Economic growth is expected to average 5.7% in sub-Saharan Africa, 3.9% in Latin America and the Caribbean, 3.6% in the Middle East and North Africa, and 2.6% in central and eastern Europe, according to the September 2012 issue of the International Monetary Fund’s World Economic Outlook.
Consumer staples and consumer discretionary stocks are expected to be the leading sectors in most emerging countries as disposable income continues to increase, swelling the size of the middle class. Says Asdhir: “Growing consumption – now a decade-long theme – is expected to remain intact in 2013.”
Banking is another sector that offers substantial opportunities in most emerging countries. “Banks have not participated in the consumer banking revolution,” Mobius says, “making companies that can grasp these opportunities good investments.” This includes companies offering mortgages and credit cards.
@page_break@From a regional perspective, Latin America is on solid economic footing, with inflation under control, unemployment low and a healthy consumer base, especially in larger economies such as Brazil and Mexico, says Ingrid Baker, head of emerging-market equities with Invesco Ltd. in Atlanta and portfolio manager of Invesco Emerging Markets Class Fund.
In Mexico, Baker favours America Movil SAB de CV, the leading wireless services provider in Latin America. Asdhir prefers homebuilding and construction companies because, he says, “there is a massive housing shortage in Brazil and Mexico.”
Both Pépin and Asdhir like infrastructure firms, which will benefit from the massive development required for Brazil to host the World Cup in 2014 and the Summer Olympics in 2016. Pépin also favours Cemex SAB de CV, a global building materials leader; Walmart de Mexico; and energy stocks.
Mobius favours Brazil, Mexico, Chile and Colombia. In Brazil, he particularly likes consumer products. He also prefers large banking and financial services companies, including Itaú Unibanco SA and Banco Bradesco SA; as well as energy and mining stocks, including Vale SA.
In eastern Europe, stocks are attractively valued but the region still has to “get its house in order,” cautions Mobius, as policy-makers work through reforms in developed Europe. Adds Pépin: “You will have to go stock by stock.”

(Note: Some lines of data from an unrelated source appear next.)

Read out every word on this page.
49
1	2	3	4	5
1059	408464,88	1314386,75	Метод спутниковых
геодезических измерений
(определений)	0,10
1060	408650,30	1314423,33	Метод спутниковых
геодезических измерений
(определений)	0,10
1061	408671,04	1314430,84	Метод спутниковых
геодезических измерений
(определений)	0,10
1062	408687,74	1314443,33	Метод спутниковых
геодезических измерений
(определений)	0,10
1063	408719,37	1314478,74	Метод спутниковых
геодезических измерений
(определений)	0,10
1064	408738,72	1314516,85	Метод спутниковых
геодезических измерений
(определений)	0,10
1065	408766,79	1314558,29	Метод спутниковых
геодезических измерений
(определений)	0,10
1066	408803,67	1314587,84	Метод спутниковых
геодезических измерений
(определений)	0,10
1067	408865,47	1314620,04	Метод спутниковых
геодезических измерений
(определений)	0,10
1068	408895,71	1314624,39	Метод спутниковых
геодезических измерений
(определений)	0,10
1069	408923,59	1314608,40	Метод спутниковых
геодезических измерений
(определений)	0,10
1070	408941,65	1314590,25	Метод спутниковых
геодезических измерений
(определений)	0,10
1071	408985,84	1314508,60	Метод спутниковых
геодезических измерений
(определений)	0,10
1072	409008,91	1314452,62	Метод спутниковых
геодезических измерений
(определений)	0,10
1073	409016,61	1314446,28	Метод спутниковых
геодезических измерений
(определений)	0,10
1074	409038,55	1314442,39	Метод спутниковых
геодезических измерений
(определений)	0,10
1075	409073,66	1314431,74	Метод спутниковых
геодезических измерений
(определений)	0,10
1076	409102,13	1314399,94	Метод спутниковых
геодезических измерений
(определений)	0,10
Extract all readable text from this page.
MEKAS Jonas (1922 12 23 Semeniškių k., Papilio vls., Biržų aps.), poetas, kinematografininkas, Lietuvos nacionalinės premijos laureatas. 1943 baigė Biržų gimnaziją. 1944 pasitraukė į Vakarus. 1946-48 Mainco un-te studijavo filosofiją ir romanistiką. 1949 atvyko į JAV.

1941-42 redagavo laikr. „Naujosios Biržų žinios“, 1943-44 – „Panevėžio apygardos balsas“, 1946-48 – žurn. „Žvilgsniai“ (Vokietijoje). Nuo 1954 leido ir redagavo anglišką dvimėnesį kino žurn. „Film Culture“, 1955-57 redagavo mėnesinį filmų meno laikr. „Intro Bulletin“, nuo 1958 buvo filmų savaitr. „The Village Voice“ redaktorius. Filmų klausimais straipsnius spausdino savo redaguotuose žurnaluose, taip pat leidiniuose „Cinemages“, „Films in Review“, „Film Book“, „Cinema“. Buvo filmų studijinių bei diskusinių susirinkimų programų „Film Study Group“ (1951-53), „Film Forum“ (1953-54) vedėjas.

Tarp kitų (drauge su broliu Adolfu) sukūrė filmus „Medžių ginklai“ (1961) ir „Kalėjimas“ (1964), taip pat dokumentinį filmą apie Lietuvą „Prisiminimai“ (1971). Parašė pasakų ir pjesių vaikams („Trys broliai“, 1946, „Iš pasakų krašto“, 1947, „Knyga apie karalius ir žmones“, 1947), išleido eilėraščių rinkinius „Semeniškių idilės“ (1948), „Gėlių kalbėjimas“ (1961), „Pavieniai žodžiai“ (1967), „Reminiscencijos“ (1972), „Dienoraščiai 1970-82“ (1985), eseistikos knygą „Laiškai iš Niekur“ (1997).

Baker, who is overweighted in eastern Europe, says Russia’s economy is picking up and inflation is under control, but this economy is overly dependent on the energy sector. She favours Sberbank Rossii, the largest credit institution; oil company Rosneft OAO; and conglomerate Sistema.
Regarding Russia, Mobius is partial to Gazprom OAO, the largest natural gas company; and Lukoil OAO, the second-largest oil company. He also likes fertilizer producers and banks.
Pépin and Asdhir prefer energy stocks, but Pépin cautions: “Doing business in Russia is challenging because of bureaucratic red tape.”
Regarding the rest of eastern Europe, Pépin believes “Poland is the most thriving economy” in the region. And Baker notes that Poland’s house is in order and that it’s more export-oriented. The Invesco fund is invested in KGHM Polska Miedz SA, a big copper producer.
Turkey has benefited from the “most advanced economic reforms,” says Pépin. Asdhir also is bullish on the country. Both portfolio managers favour banks and consumption plays in Turkey.
Opportunities in Africa include mining, retail, and telecommunications, although Pépin cautions that liquidity, transparency and political instability remain risks, except in South Africa. However, Mobius believes that the frontier markets of Africa offer good investment opportunities.